Kuberitahu padamu, Nak. Sebuah kisah yang kelak kau baca betapa apapun yang kau rasakan sejak kehadirannmu di dunia hingga sekarang, tak semudah membalik telapak tangan. “Hidup” saja mesti berjuang, apalagi jika menghadapi “mati”. Kami –buya dan bunda- memulai dari nol. Entah apapun itu, meski harus getir, atau terlalu bahagia. Ini bukan keluh dan galau yang tercatat. Hanya mencatatkan sejarah bahwa apapun kelak jadinya dirimu, percayalah, cinta Bundamu-itulah seluar biasanya cinta. Ialah yang lebih banyak mengenalkanmu pada dunia, pada Tuhan, dan betapa sabarnya cinta yang ia genggam. Tanpa lelah. Maka, tanpa dirinya, bahkan diriku tak akan setangguh sekarang
***
Sayang, cita-cita kita dulu, sungguh sangat dalam, aku merenunginya malam ini. Langsa, 5 Januari 2008 aku menikahimu bukan tanpa alasan, dan bukan hanya keinginan nafsu yang kupasung dalam hati dan kubuka lilitannya. Aku ingin kau menjadi pandu bagiku, menyejukkan setiap resahku, mengingatkan pada kealfaanku pada tuhan, begitu juga sebaliknya.
Menikahimu penuh dengan perjuangan yang sampai detik ini masih kukenang, berjuang mengumpulkan kekuatan hati, tenaga, fikiran, dana dan pengorbanan.

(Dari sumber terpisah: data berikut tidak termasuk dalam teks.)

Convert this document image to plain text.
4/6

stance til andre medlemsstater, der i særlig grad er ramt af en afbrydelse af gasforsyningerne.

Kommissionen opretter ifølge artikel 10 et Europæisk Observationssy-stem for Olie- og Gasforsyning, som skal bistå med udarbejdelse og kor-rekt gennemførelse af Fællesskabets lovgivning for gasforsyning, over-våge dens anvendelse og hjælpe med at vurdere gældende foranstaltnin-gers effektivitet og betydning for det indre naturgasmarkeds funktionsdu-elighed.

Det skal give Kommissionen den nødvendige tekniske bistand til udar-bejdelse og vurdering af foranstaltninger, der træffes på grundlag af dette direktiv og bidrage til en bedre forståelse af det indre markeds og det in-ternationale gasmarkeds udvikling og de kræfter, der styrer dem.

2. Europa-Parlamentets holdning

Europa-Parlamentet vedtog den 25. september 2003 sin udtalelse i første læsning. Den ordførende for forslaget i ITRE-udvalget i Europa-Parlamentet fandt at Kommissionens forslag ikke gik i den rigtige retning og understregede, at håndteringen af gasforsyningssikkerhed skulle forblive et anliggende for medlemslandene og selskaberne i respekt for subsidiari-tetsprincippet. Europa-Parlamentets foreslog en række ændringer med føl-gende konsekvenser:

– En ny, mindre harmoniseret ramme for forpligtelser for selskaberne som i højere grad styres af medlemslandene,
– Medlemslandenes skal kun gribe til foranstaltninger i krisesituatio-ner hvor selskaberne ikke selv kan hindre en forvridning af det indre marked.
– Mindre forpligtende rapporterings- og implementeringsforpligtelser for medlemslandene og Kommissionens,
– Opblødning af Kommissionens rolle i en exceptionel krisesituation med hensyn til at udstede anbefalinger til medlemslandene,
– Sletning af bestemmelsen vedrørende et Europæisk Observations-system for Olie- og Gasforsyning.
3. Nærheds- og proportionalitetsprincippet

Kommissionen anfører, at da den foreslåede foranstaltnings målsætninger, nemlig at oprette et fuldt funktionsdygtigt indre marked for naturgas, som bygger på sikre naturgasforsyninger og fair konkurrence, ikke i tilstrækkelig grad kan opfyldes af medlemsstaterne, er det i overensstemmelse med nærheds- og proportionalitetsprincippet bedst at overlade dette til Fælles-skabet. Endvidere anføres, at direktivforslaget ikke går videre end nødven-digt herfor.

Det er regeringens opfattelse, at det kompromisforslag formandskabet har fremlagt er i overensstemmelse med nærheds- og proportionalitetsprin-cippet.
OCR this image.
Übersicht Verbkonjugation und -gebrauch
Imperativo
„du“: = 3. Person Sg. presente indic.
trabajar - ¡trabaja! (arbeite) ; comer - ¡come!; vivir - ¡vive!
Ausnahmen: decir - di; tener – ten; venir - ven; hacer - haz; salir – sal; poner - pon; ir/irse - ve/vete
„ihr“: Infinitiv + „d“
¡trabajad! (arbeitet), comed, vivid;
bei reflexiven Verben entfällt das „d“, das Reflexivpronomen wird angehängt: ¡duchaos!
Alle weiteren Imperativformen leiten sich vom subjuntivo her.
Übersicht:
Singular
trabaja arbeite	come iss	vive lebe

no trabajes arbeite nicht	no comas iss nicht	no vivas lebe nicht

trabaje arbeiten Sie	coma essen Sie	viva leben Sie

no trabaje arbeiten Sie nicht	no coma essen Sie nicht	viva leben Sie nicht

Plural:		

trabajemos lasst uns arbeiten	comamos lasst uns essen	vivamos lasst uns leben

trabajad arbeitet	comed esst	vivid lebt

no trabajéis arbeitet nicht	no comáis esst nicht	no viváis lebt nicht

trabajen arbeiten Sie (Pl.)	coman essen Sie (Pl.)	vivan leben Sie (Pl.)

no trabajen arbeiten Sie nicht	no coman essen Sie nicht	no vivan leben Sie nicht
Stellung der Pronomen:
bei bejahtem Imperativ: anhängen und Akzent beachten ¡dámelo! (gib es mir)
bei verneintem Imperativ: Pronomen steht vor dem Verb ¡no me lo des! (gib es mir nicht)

Demi cita-cita menyempurnakan setengah dien kita.
Alhamdulillah. Anak kita pertama lahir tanpa harus berhutang, tanpa harus dioperasi. Rezeki yang berlimpah, rezeki yang tak sudah-sudah, dan kitapun menamai anak kita AWALUL AKBAR RIZQY.
Hanya saja tak jua aku bersyukur dengan baik.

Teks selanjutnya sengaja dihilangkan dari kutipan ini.